Author: Simon Pieters
Users want to be able to pick a color from the screen, e.g. in a painting or photo editor web app in order to use a color from the current canvas/photo or possibly from another application. Typically this is done with a button to activate “eyedropper mode” where the cursor becomes an eyedropper to pick a color. Existing web APIs don’t provide a way to read pixel data outside of <canvas>.
Research the UX of existing eyedropper color selectors in native apps and web apps. Is it activated from a button, keyboard shortcut, etc? Is it closed when a color is picked, or stays open? How are non-sRGB colors handled? Can colors outside the viewport be picked? Are colors picked continuously while hovering, or only when clicking? Make sure the proposed solution is sufficiently rich to be adopted, but also doesn’t introduce privacy or security issues.
The proposed solution should be such that it does not duplicate effort when improving aspects of other color features, e.g. wide gamut for <input type=color>. Ideally, the proposed solution will build on and work with existing color features in the platform.

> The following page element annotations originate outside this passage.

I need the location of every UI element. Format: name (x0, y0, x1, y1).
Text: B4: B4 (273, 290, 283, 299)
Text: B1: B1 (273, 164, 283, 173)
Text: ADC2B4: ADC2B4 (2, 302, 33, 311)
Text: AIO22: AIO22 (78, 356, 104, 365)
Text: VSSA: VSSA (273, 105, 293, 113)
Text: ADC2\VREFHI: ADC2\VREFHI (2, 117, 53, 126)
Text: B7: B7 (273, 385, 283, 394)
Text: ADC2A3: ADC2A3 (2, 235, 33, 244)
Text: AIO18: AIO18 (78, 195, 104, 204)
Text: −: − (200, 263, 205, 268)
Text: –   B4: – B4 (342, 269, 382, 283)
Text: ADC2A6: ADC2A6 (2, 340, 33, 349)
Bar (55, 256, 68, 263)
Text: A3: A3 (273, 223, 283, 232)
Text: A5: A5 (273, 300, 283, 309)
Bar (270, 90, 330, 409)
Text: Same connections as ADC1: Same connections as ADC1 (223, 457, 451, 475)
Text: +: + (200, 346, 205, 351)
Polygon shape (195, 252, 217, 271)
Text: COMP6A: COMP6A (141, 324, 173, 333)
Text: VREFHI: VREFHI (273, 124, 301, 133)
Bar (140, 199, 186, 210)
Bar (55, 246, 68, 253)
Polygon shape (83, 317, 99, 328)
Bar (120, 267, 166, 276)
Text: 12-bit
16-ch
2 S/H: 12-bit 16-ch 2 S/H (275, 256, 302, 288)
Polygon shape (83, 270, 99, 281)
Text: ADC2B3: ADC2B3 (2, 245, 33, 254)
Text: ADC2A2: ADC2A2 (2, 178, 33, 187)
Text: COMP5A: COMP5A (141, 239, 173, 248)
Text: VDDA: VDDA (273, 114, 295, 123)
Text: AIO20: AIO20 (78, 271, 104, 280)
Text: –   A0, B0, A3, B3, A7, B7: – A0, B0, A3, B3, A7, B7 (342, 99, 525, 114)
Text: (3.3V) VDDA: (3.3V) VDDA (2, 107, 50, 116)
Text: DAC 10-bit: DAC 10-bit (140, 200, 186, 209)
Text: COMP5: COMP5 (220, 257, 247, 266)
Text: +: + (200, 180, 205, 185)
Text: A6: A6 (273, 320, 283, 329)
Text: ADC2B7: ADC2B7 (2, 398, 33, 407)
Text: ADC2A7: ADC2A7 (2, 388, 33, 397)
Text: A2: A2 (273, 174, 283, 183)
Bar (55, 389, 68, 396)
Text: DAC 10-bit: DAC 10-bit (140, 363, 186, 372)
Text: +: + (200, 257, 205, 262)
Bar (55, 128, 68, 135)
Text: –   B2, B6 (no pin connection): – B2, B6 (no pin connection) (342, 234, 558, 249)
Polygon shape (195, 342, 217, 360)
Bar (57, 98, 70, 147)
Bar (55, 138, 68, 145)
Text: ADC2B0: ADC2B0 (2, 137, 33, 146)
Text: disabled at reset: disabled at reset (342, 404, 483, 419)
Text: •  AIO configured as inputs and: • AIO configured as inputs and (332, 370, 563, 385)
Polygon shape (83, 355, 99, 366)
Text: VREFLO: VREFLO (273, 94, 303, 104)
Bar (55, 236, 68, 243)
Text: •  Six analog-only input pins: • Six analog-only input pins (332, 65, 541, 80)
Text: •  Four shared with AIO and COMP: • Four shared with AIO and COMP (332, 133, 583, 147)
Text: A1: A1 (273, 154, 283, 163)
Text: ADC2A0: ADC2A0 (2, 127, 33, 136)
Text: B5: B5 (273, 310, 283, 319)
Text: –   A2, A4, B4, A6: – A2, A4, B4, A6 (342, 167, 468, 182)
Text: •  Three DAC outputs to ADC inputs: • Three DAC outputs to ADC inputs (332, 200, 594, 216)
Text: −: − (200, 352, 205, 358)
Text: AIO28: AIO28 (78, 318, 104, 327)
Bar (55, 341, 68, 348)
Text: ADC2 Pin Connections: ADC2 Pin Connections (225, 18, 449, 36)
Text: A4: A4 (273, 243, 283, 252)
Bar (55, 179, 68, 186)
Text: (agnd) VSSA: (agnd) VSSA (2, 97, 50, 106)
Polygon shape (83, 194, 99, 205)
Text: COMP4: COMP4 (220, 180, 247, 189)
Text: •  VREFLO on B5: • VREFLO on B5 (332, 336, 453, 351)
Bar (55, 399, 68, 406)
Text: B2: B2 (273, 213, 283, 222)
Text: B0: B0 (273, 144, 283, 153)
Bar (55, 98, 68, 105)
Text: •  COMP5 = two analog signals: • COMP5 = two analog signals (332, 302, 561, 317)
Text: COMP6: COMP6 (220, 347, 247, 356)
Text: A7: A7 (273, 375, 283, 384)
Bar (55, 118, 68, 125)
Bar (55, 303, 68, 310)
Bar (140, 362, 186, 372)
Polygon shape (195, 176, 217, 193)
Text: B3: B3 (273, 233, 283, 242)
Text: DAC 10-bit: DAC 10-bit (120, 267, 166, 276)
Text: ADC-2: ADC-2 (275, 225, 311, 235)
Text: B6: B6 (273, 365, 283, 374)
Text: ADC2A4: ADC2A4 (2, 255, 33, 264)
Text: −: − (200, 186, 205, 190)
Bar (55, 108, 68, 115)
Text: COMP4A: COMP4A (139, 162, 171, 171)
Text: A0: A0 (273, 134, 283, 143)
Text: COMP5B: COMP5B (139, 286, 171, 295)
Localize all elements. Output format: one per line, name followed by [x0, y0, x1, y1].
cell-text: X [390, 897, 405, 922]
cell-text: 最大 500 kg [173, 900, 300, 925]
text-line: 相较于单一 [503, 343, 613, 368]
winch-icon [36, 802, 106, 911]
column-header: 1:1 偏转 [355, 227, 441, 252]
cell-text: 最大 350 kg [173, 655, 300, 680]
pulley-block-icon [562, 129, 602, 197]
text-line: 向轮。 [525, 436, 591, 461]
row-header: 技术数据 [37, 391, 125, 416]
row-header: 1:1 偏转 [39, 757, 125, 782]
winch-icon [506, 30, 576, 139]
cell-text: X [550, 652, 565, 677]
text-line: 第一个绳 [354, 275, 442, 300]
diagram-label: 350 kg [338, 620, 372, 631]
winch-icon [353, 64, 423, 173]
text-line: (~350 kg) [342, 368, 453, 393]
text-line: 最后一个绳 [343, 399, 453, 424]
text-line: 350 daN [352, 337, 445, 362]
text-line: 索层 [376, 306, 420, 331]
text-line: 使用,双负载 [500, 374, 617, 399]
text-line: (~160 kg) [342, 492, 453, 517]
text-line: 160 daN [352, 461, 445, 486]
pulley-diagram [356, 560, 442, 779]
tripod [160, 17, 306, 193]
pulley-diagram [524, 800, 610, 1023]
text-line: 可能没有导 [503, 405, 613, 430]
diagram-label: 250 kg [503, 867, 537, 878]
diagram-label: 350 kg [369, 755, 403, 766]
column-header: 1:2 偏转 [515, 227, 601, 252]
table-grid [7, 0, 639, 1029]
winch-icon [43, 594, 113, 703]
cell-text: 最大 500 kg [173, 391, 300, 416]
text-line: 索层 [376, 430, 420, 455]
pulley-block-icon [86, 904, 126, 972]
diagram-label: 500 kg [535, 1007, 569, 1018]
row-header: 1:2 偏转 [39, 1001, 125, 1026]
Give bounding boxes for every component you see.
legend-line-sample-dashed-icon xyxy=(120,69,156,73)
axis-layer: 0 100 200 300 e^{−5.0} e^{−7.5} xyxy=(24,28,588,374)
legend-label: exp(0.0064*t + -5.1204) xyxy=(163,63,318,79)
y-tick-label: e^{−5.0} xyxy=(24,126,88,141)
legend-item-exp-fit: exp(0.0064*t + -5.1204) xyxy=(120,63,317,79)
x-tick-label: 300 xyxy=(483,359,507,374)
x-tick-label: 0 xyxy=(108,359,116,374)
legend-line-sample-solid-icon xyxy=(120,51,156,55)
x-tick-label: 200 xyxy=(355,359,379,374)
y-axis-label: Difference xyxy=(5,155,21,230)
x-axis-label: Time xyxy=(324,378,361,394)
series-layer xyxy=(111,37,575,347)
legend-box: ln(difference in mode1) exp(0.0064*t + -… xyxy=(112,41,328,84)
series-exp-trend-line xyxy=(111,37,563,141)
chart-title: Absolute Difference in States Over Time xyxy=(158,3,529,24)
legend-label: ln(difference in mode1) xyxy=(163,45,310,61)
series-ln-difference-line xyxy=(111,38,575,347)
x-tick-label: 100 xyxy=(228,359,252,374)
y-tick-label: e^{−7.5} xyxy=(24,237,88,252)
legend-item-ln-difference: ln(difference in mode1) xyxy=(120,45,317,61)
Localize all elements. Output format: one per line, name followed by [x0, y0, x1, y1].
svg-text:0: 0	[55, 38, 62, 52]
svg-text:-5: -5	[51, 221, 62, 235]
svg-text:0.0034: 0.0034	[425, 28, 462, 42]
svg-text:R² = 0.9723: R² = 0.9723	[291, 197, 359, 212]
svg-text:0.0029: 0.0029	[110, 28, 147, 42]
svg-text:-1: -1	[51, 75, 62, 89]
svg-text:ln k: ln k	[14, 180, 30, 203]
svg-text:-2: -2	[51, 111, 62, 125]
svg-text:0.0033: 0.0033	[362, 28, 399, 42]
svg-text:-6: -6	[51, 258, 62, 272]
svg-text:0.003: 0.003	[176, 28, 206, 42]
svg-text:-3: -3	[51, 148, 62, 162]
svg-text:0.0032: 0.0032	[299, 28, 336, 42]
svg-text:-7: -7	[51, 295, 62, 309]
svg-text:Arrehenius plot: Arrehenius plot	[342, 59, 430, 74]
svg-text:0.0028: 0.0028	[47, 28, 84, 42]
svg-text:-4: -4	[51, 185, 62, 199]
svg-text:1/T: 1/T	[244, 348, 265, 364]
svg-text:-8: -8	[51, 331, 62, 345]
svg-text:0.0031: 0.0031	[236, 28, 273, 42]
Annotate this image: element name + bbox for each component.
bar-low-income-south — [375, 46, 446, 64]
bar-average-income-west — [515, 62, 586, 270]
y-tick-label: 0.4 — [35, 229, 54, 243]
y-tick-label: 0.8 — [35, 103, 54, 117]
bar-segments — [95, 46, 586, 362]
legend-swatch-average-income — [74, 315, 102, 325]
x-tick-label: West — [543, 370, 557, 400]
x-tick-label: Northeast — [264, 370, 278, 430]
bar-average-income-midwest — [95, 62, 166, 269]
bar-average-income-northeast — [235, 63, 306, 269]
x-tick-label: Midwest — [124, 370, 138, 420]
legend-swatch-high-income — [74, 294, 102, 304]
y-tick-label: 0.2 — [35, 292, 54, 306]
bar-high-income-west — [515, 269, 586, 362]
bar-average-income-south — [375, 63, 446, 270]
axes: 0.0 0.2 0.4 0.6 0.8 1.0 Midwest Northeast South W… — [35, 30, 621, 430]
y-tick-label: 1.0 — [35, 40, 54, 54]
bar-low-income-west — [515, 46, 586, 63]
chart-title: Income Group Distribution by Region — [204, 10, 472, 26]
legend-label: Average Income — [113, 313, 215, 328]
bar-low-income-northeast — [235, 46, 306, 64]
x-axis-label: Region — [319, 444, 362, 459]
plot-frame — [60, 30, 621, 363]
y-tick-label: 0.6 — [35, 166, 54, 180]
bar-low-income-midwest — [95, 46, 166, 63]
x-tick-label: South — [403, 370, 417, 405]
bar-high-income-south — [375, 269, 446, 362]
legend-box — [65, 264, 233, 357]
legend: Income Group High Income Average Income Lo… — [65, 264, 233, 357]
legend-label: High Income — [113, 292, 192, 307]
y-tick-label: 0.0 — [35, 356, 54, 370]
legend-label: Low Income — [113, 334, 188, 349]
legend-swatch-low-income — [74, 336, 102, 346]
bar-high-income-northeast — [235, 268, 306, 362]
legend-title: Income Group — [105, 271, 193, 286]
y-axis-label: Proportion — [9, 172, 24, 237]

The proposed solution should be easy to use and style declaratively without needing to implement a custom button with JS, and advance our vision for the Declarative Web.
Proposal: <input type=color> hint for eyedropper-only was filed in May 2020, and is essentially the same as the proposal in this explainer.
The EyeDropper API proposal was created in August 2020, which was moved to WICG in August 2021. The <input type=color> proposal was closed without further discussion. Chromium shipped EyeDropper API in M95.
iam-medvedev/eyedropper-polyfill is a JS-based polyfill for the EyeDropper API.
Building a wide-gamut colour picker is a JS-based color picker with P3 support (not an eyedropper).
The EyeDropper API only supports sRGB. <input type=color> also currently only supports sRGB, but there’s an issue to add wide-gamut support.
The EyeDropper API has no declarative button built-in.
See Consider extending <input type=color> instead.
Minimal HTML example:
<input type=color eyedropper onchange="setPaintColor(this.value)">
Existing EyeDropper API code would continue to work (assuming no renaming), but the constructor would create an <input type=color eyedropper> element.
// Create an EyeDropper object (<input type=color eyedropper>)
let eyeDropper = new EyeDropper();
// Enter eyedropper mode
let icon = document.getElementbyId("eyeDropperIcon")
icon.addEventListener('click', e => {
eyeDropper.open()
.then(colorSelectionResult => {
// returns hex color value (#RRGGBB) of the selected pixel
console.log(colorSelectionResult.sRGBHex);
})
.catch(error => {
// handle the user choosing to exit eyedropper mode without a selection
});
});
The “open” method is a bit generic for HTMLInputElement. Maybe it can be renamed?
<input> is mainly event-based, and the current EyeDropper API is promise-based. Is it reasonable to do both?
The EyeDropper API uses [SecureContext], which might be hard with <input>. Is it needed?
To be written.
Incubation could be in WICG/eyedropper-api, standardization in WHATWG HTML.